La scelta operata dal Ddl in questione, «che modificando l’articolo 3 del Dlgs 502/92 inserisce l’Infermiere di famiglia e di comunità quale ‘terzo pilastro’, dopo i Medici di Medicina Generale e i Pediatri di Libera Scelta, ma come soggetto esterno e in convenzione rispetto ai servizi a gestione diretta delle aziende sanitarie, rischia invece di decontestualizzarne l’intervento dal sistema delle cure primarie, smentendo in parte le condivisibili intenzioni riguardo il fatto che l’Infermiere di famiglia e di comunità debba agire in un contesto multi-professionale e quale parte integrante di quel sistema.Tale scelta, se confermata, andrebbe in direzione contraria a ciò che sarebbe necessario fare in tema di riforma del sistema delle cure primarie, e cioè ricondurre ad unità, nella sua complessità, la presa in carico e la continuità assistenziale delle persone».

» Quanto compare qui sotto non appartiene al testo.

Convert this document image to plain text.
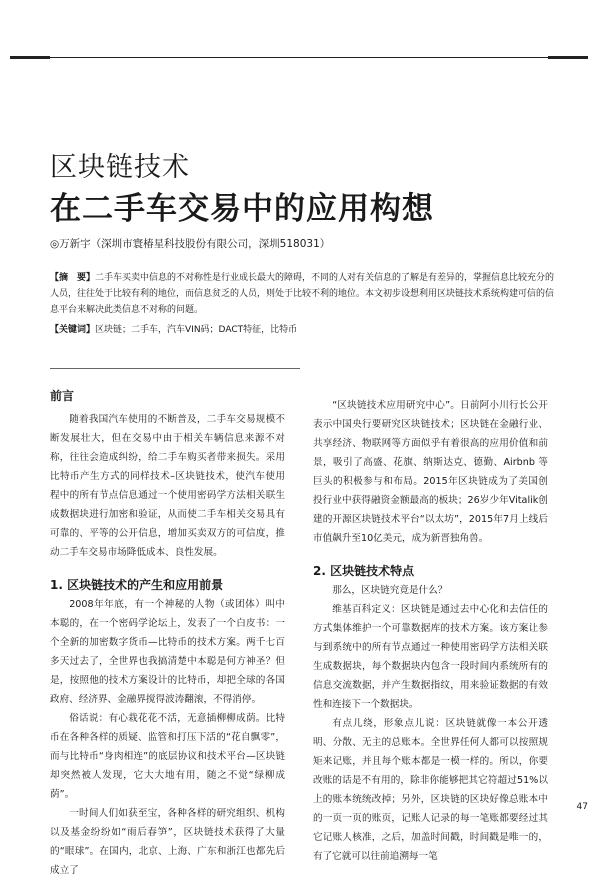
区块链技术
在二手车交易中的应用构想
◎万新宇（深圳市寰椿星科技股份有限公司，深圳518031）
【摘　要】二手车买卖中信息的不对称性是行业成长最大的障碍，不同的人对有关信息的了解是有差异的，掌握信息比较充分的人员，往往处于比较有利的地位，而信息贫乏的人员，则处于比较不利的地位。本文初步设想利用区块链技术系统构建可信的信息平台来解决此类信息不对称的问题。
【关键词】区块链；二手车，汽车VIN码；DACT特征，比特币

前言

随着我国汽车使用的不断普及，二手车交易规模不断发展壮大，但在交易中由于相关车辆信息来源不对称，往往会造成纠纷，给二手车购买者带来损失。采用比特币产生方式的同样技术–区块链技术，使汽车使用程中的所有节点信息通过一个使用密码学方法相关联生成数据块进行加密和验证，从而使二手车相关交易具有可靠的、平等的公开信息，增加买卖双方的可信度，推动二手车交易市场降低成本、良性发展。

1. 区块链技术的产生和应用前景

2008年年底，有一个神秘的人物（或团体）叫中本聪的，在一个密码学论坛上，发表了一个白皮书：一个全新的加密数字货币—比特币的技术方案。两千七百多天过去了，全世界也我搞清楚中本聪是何方神圣？但是，按照他的技术方案设计的比特币，却把全球的各国政府、经济界、金融界搅得波涛翻滚，不得消停。

俗话说：有心栽花花不活，无意插柳柳成荫。比特币在各种各样的质疑、监管和打压下活的“花自飘零”，而与比特币“身肉相连”的底层协议和技术平台—区块链却突然被人发现，它大大地有用，随之不觉“绿柳成荫”。

一时间人们如获至宝，各种各样的研究组织、机构以及基金纷纷如“雨后春笋”，区块链技术获得了大量的“眼球”。在国内，北京、上海、广东和浙江也都先后成立了

“区块链技术应用研究中心”。日前阿小川行长公开表示中国央行要研究区块链技术；区块链在金融行业、共享经济、物联网等方面似乎有着很高的应用价值和前景，吸引了高盛、花旗、纳斯达克、德勤、Airbnb 等巨头的积极参与和布局。2015年区块链成为了美国创投行业中获得融资金额最高的板块；26岁少年Vitalik创建的开源区块链技术平台“以太坊”，2015年7月上线后市值飙升至10亿美元，成为新晋独角兽。

2. 区块链技术特点

那么，区块链究竟是什么？

维基百科定义：区块链是通过去中心化和去信任的方式集体维护一个可靠数据库的技术方案。该方案让参与到系统中的所有节点通过一种使用密码学方法相关联生成数据块，每个数据块内包含一段时间内系统所有的信息交流数据，并产生数据指纹，用来验证数据的有效性和连接下一个数据块。

有点儿绕，形象点儿说：区块链就像一本公开透明、分散、无主的总账本。全世界任何人都可以按照规矩来记账，并且每个账本都是一模一样的。所以，你要改账的话是不有用的，除非你能够把其它符超过51%以上的账本统统改掉；另外，区块链的区块好像总账本中的一页一页的账页，记账人记录的每一笔账都要经过其它记账人核准，之后，加盖时间戳，时间戳是唯一的，有了它就可以往前追溯每一笔

47
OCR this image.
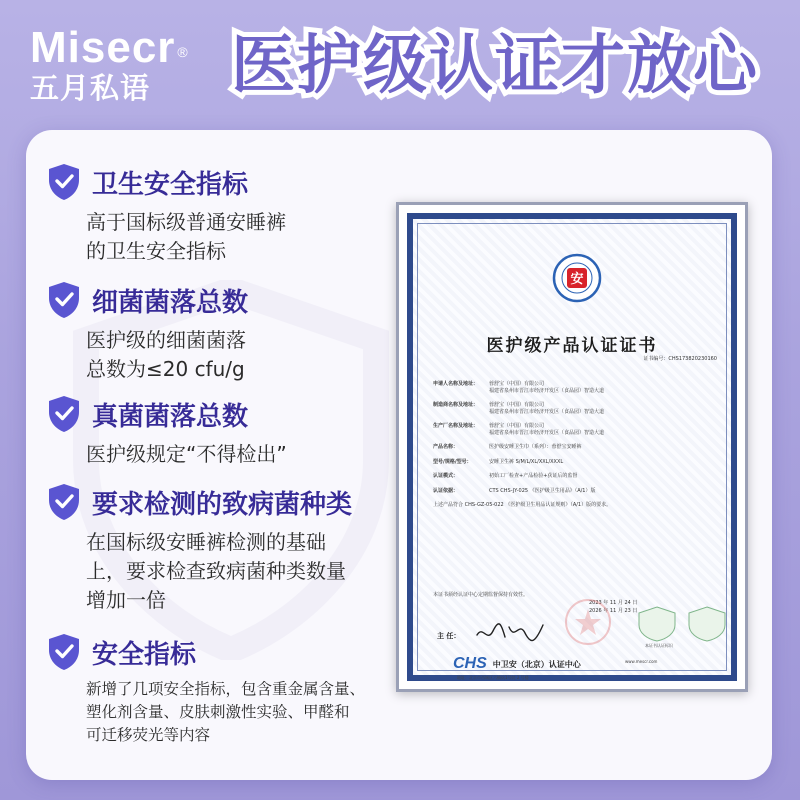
Misecr ®
五月私语	医护级认证才放心
卫生安全指标
高于国标级普通安睡裤
的卫生安全指标
细菌菌落总数
医护级的细菌菌落
总数为≤20 cfu/g
真菌菌落总数
医护级规定“不得检出”
要求检测的致病菌种类
在国标级安睡裤检测的基础
上，要求检查致病菌种类数量
增加一倍
安全指标
新增了几项安全指标，包含重金属含量、
塑化剂含量、皮肤刺激性实验、甲醛和
可迁移荧光等内容
安
医护级产品认证证书
证书编号：CHS173820230160
申请人名称及地址：	蓉舒宝（中国）有限公司
福建省泉州市晋江市经济开发区（食品园）智造大道
制造商名称及地址：	蓉舒宝（中国）有限公司
福建省泉州市晋江市经济开发区（食品园）智造大道
生产厂名称及地址：	蓉舒宝（中国）有限公司
福建省泉州市晋江市经济开发区（食品园）智造大道
产品名称：	医护级安睡卫生巾（系列）：蓉舒宝安睡裤
型号/规格/型号：	安睡卫生裤 S/M/L/XL/XXL/XXXL
认证模式：	初始工厂检查+产品检验+获证后的监督
认证依据：	CTS CHS-JY-025 《医护级卫生用品》（A/1）版
上述产品符合 CHS-GZ-05-022 《医护级卫生用品认证规则》（A/1）版的要求。
本证书须经认证中心定期监督保持有效性。
2023 年 11 月 24 日
2026 年 11 月 23 日
主 任：
本证书认证标识
CHS 中卫安（北京）认证中心	www.mescr.com
地址：北京市西城区六铺炕1号院 2 号楼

«Riteniamo invece che nella strutturazione dell’Infermiere di famiglia e di comunità all’interno delle attività distrettuali, sia necessario apportare modifiche atte alla creazione di una rete assistenziale e di presa in carico che coinvolga, oltre che lo stesso infermiere, anche le professioni sanitarie ostetrica, tecnico sanitarie, della riabilitazione e della prevenzione, professioni sanitarie che compiutamente rispondono all’attuale esigenza di salute sul territorio, definendone con chiarezza la piena autonomia, determinando la loro dipendenza, come quella di tutti i professionisti interessati, da direzioni delle professioni sanitarie affidati ai relativi direttori dando piena attuazione a quello che è il dettato normativo della 251/2000. Mai come in un momento delicato come questo per il Paese è fondamentale che la politica sappia cogliere tutte le esigenze per meglio rispondere alla tutela della salute dei cittadini”, concludono.